Der Einstieg: Die Entscheidung ist getroffen - du möchtest ein Aquarium!
Damit ist der erste Schritt getan. Wie wird aber aus diesem Wunsch Realität?
Nichts ist für Einsteiger frustrierender als nach dem Kauf des Aquariums und der ersten Tiere festzustellen, dass nichts richtig funktioniert.
Die Fehlerquelle ist man dabei in 99% der Fälle aber leider selbst. Man kann diesem Frust deshalb entgegentreten. Hierfür sollte man sich, bevor man loszieht und kauft, Informationen über die Tiere einholen, die man halten kann. Viele Fische stellen aber besondere Ansprüche an die Wasserwerte - andere sind sehr tolerant.
Wasserwerte - was ist das überhaupt?
Informationen dazu gibt es hier:
http://www.andy-blackjack.de/fibel/3wasserchemie.html
Als Einsteiger begnügt man sich am besten mit Tieren, die zu den Wasserwerten aus dem Wasserhahn passen oder keine speziellen Ansprüche haben. Habe ich beipielsweise weiches Wasser, entscheide ich mich eher für Tiere aus Süd-oder Mittelamerika.
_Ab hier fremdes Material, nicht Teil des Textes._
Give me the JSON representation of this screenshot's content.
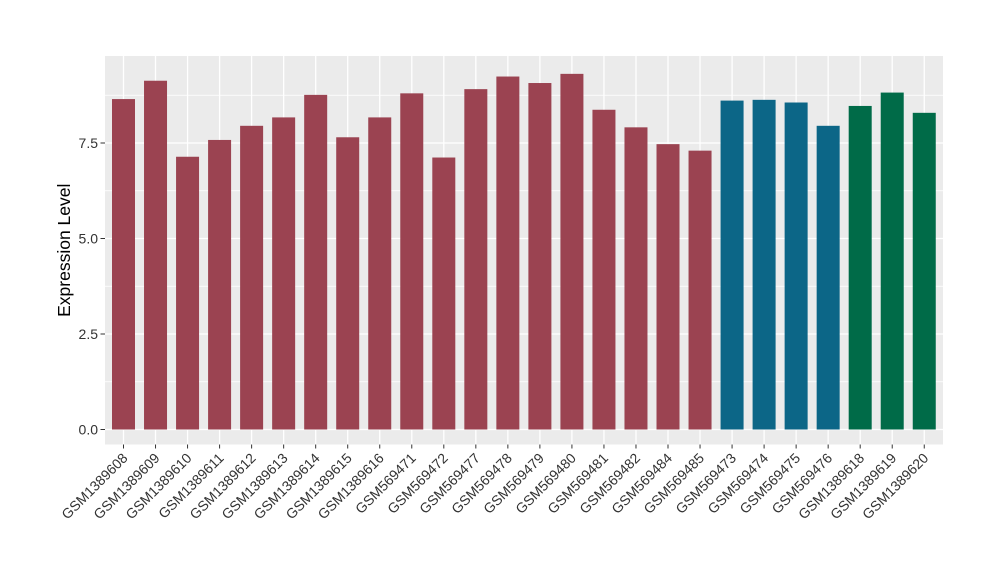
{
  "chart_data": {
    "type": "bar",
    "title": "",
    "xlabel": "",
    "ylabel": "Expression Level",
    "ylim": [
      0,
      9.78
    ],
    "yticks": [
      0,
      2.5,
      5,
      7.5
    ],
    "ytick_labels": [
      "0.0",
      "2.5",
      "5.0",
      "7.5"
    ],
    "yticks_minor": [
      1.25,
      3.75,
      6.25,
      8.75
    ],
    "grid": true,
    "legend_position": "none",
    "categories": [
      "GSM1389608",
      "GSM1389609",
      "GSM1389610",
      "GSM1389611",
      "GSM1389612",
      "GSM1389613",
      "GSM1389614",
      "GSM1389615",
      "GSM1389616",
      "GSM569471",
      "GSM569472",
      "GSM569477",
      "GSM569478",
      "GSM569479",
      "GSM569480",
      "GSM569481",
      "GSM569482",
      "GSM569484",
      "GSM569485",
      "GSM569473",
      "GSM569474",
      "GSM569475",
      "GSM569476",
      "GSM1389618",
      "GSM1389619",
      "GSM1389620"
    ],
    "values": [
      8.65,
      9.13,
      7.14,
      7.58,
      7.95,
      8.17,
      8.76,
      7.65,
      8.17,
      8.8,
      7.12,
      8.91,
      9.24,
      9.07,
      9.31,
      8.37,
      7.91,
      7.47,
      7.3,
      8.61,
      8.63,
      8.56,
      7.95,
      8.47,
      8.82,
      8.29
    ],
    "bar_colors": [
      "#9B4351",
      "#9B4351",
      "#9B4351",
      "#9B4351",
      "#9B4351",
      "#9B4351",
      "#9B4351",
      "#9B4351",
      "#9B4351",
      "#9B4351",
      "#9B4351",
      "#9B4351",
      "#9B4351",
      "#9B4351",
      "#9B4351",
      "#9B4351",
      "#9B4351",
      "#9B4351",
      "#9B4351",
      "#0C6687",
      "#0C6687",
      "#0C6687",
      "#0C6687",
      "#006B48",
      "#006B48",
      "#006B48"
    ],
    "palette": {
      "maroon": "#9B4351",
      "teal": "#0C6687",
      "green": "#006B48"
    },
    "style": {
      "background": "#FFFFFF",
      "panel_bg": "#EBEBEB",
      "grid_color": "#FFFFFF",
      "axis_text_color": "#333333",
      "axis_title_color": "#000000",
      "tick_color": "#333333"
    }
  }
}
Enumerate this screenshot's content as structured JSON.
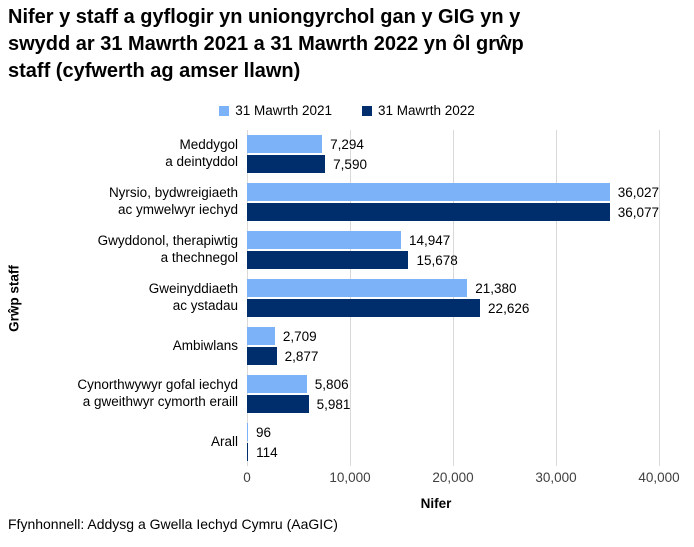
{
  "title": "Nifer y staff a gyflogir yn uniongyrchol gan y GIG yn y\nswydd ar 31 Mawrth 2021 a 31 Mawrth 2022 yn ôl grŵp\nstaff (cyfwerth ag amser llawn)",
  "footer": {
    "source": "Ffynhonnell: Addysg a Gwella Iechyd Cymru (AaGIC)"
  },
  "colors": {
    "series_2021": "#7CB2F8",
    "series_2022": "#002D6B",
    "gridline": "#D9D9D9",
    "text": "#000000",
    "tick_text": "#404040"
  },
  "chart_data": {
    "type": "bar",
    "orientation": "horizontal",
    "xlabel": "Nifer",
    "ylabel": "Grŵp staff",
    "xlim": [
      0,
      40000
    ],
    "xticks": [
      "0",
      "10,000",
      "20,000",
      "30,000",
      "40,000"
    ],
    "grid": true,
    "legend_position": "top",
    "categories": [
      "Meddygol\na deintyddol",
      "Nyrsio, bydwreigiaeth\nac ymwelwyr iechyd",
      "Gwyddonol, therapiwtig\na thechnegol",
      "Gweinyddiaeth\nac ystadau",
      "Ambiwlans",
      "Cynorthwywyr gofal iechyd\na gweithwyr cymorth eraill",
      "Arall"
    ],
    "series": [
      {
        "name": "31 Mawrth 2021",
        "color": "#7CB2F8",
        "values": [
          7294,
          36027,
          14947,
          21380,
          2709,
          5806,
          96
        ],
        "labels": [
          "7,294",
          "36,027",
          "14,947",
          "21,380",
          "2,709",
          "5,806",
          "96"
        ]
      },
      {
        "name": "31 Mawrth 2022",
        "color": "#002D6B",
        "values": [
          7590,
          36077,
          15678,
          22626,
          2877,
          5981,
          114
        ],
        "labels": [
          "7,590",
          "36,077",
          "15,678",
          "22,626",
          "2,877",
          "5,981",
          "114"
        ]
      }
    ]
  }
}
Ist das Wasser hart, kommen damit Basche aus dem Malawisee besser zurecht. Dass jede Form von Aquarium sehr reizvoll sein kann, auch wenn man sich an den Werten aus dem Wasserhahn orientiert, kannst du an vielen Beispielen sehen:
http://www.einrichtungsbeispiele.de/
Es bietet sich an, erstmal einen Eindruck davon zu bekommen was möglich ist. Du solltest deshalb entscheiden in welche Richtung dein Becken geht und welche finanziellen und räumlichen Möglichkeiten zu zur Verfügung hast.
Wenn du entschlossen hast was dir optisch am meisten zusagt, kommt der zweite Schritt. Grob gesagt, kann man zwischen zwei Grundtypen unterscheiden: Gesellschaftbecken, die Fische aus mehreren Kontinenten beherbergen und "Themenaquarien", die Tiere aus nur einem Kontinent oder einer Region beinhalten. Meerwasserbecken und Artenaquarien sind noch ein anderes Thema. Bei den Süßwasserfischen - die ja in der Regel den Einstieg in unser Hobby sind - kann man 5 Regionen unterscheiden: Malawisee, Tanganjikasee, Süd-und Mittelamerika, Asien und West-Zentralafrika. Australien und Europa spielen nur eine untergeordnete Rolle.